Identify the Pattern
Normal bearded dragons display a recognizable pattern: darker bars or bands running across the back, with the pattern arranged in a somewhat symmetrical layout. If your dragon has this standard barred look, it has normal patterning. From there, several mutations change the pattern in distinct ways.
Dunner
Dunner dragons break up the typical barred pattern into spots and blotches. Instead of neat horizontal bands, the markings tend to run from head to tail in a scattered, almost stippled arrangement. The easiest way to confirm a dunner is to look at the belly and beard. On a normal dragon, belly scales all lay flat in the same direction, like shingles on a roof. On a dunner, the belly scales point in random directions and look disorganized. The beard spikes also give it away: on a normal dragon they point downward, while on a dunner they stick out sideways. Dunner tails show spotting or blotching rather than the clean stripes you see on normals.
Zero
If your dragon has absolutely no pattern at all and is a silvery white, gray, or darker silver color, it’s likely a zero. These dragons look like someone erased all the markings and left a uniform, cool-toned base color. There’s no barring, no spots, no head markings. The overall impression is monochrome and clean.
Witblits
Witblits dragons are also completely patternless, which makes them easy to confuse with zeros. The difference is color temperature. Zeros lean silver and gray, while witblits lean warm: sandy brown, tan, or in selectively bred examples, a bright sandy orange. If your patternless dragon has warm earth tones rather than cool silver tones, it’s more likely a witblits.
Paradox
Paradox dragons are among the most visually distinctive. They display random blotches, splashes, or streaks of unexpected color (blue, purple, black, or white) that break the rules of whatever morph they’re on. These patches have clear borders and ignore normal pattern boundaries. They can appear on one side of the body but not the other, or show up on the face, limbs, or tail in irregular shapes. Paradox coloring is not the same as normal barring or stress marks. The patches look genuinely out of place, as if paint was splashed onto the dragon.
Putting It All Together
Most pet bearded dragons carry a combination of traits rather than a single morph. A dragon might be a hypo translucent leatherback, meaning it has clear nails, slightly transparent skin, and smooth scales. Or it might be a hypo dunner zero, combining clear nails, scattered scale direction, and patternless coloring. To identify your dragon, work through each category independently:
- Scalation: Normal, leatherback, or silkback
- Melanin: Check all nails for clear (hypo) or dark (normal)

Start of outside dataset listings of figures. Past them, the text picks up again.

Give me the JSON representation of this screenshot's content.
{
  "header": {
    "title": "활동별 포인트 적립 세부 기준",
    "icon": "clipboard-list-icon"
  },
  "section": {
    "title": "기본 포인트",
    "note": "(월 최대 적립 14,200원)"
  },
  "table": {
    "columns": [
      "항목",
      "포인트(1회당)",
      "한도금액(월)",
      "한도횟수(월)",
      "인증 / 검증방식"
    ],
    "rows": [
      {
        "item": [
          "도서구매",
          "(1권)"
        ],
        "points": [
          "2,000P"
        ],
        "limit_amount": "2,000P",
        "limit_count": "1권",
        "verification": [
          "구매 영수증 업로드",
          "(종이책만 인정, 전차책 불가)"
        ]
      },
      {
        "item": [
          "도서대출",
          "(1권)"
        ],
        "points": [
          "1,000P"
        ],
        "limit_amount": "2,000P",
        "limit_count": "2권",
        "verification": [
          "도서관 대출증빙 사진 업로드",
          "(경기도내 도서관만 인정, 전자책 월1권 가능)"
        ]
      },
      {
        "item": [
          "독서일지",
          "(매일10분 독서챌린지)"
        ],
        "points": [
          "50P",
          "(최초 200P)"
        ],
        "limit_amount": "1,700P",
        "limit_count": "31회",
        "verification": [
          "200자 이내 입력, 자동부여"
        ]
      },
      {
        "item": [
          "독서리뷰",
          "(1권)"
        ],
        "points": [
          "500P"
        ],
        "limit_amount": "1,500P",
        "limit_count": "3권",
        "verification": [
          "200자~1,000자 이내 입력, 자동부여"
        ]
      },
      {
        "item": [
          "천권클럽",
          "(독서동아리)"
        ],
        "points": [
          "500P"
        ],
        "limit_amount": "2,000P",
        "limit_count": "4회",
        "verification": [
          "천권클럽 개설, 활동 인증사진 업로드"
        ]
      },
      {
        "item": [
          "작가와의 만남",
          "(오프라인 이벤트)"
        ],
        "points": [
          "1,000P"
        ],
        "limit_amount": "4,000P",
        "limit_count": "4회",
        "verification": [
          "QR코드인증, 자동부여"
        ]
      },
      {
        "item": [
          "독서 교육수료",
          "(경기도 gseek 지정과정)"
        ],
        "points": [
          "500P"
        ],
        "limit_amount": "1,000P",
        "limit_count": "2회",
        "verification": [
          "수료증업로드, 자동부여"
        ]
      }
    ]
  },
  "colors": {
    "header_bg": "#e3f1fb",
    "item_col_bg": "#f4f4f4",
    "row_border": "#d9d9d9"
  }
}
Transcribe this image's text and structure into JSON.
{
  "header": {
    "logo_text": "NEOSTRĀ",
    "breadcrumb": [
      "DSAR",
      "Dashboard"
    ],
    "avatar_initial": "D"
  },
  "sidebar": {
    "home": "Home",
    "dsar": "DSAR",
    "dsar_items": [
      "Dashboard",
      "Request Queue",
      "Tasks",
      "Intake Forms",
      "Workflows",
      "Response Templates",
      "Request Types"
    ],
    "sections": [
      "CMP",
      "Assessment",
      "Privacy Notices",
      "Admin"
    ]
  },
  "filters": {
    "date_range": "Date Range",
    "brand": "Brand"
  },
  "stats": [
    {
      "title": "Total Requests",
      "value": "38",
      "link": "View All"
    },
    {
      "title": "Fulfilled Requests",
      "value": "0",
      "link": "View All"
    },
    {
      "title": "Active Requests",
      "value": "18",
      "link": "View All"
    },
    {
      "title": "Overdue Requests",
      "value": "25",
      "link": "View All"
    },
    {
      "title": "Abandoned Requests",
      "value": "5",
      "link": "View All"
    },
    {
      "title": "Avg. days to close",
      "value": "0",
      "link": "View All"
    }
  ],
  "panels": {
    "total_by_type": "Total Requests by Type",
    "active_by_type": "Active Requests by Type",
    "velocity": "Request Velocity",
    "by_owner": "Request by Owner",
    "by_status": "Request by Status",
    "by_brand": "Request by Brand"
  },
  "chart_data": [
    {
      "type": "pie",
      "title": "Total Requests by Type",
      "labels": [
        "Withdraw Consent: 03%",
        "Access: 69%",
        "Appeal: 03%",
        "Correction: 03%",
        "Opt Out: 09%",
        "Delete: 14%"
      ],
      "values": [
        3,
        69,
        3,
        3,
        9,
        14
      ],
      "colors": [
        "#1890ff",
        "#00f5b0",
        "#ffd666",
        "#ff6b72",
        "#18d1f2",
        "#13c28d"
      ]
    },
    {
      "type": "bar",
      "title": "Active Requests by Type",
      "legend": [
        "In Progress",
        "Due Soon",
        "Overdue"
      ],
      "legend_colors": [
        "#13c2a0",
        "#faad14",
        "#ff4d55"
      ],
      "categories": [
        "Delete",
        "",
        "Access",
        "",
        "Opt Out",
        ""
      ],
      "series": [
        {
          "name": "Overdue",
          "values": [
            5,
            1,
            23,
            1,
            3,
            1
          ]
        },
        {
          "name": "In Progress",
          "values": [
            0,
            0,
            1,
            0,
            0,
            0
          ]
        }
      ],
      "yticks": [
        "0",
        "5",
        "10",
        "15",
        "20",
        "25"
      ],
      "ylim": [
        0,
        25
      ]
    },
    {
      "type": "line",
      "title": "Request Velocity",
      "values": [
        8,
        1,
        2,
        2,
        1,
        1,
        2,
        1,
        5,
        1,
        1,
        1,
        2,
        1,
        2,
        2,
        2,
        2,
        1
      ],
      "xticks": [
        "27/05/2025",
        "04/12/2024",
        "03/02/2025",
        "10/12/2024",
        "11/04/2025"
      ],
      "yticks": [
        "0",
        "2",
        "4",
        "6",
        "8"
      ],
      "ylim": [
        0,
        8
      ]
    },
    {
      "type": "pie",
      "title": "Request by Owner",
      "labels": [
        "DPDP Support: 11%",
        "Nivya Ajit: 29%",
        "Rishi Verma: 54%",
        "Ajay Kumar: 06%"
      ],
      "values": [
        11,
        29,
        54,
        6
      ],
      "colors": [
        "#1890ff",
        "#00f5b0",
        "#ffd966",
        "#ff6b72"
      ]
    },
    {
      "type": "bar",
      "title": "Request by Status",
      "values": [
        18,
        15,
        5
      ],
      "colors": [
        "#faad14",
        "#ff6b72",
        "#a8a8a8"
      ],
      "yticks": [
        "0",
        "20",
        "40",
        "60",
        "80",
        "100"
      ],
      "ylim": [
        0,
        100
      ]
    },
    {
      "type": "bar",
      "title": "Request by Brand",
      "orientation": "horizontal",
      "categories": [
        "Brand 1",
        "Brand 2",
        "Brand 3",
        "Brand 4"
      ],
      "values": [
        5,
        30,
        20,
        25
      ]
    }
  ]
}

- Transparency: Look for see-through skin on the belly and beard (translucent) or opaque skin (normal)
- Pattern: Barred (normal), spotted with disorganized belly scales (dunner), patternless silver (zero), patternless warm-toned (witblits), or random color splashes (paradox)
Color alone, like “red” or “citrus” or “orange,” is typically the result of selective breeding for pigment intensity rather than a single gene mutation. These color labels describe how a dragon looks rather than a specific genetic trait, and breeders use them loosely. Two dragons sold as “citrus” might carry completely different genetics. The structural traits listed above are more reliable for true identification.
If you want a definitive answer, some breeders offer pairing trials or genetic testing. But for most owners, working through the scale, nail, skin, and pattern checklist will narrow things down to a confident identification.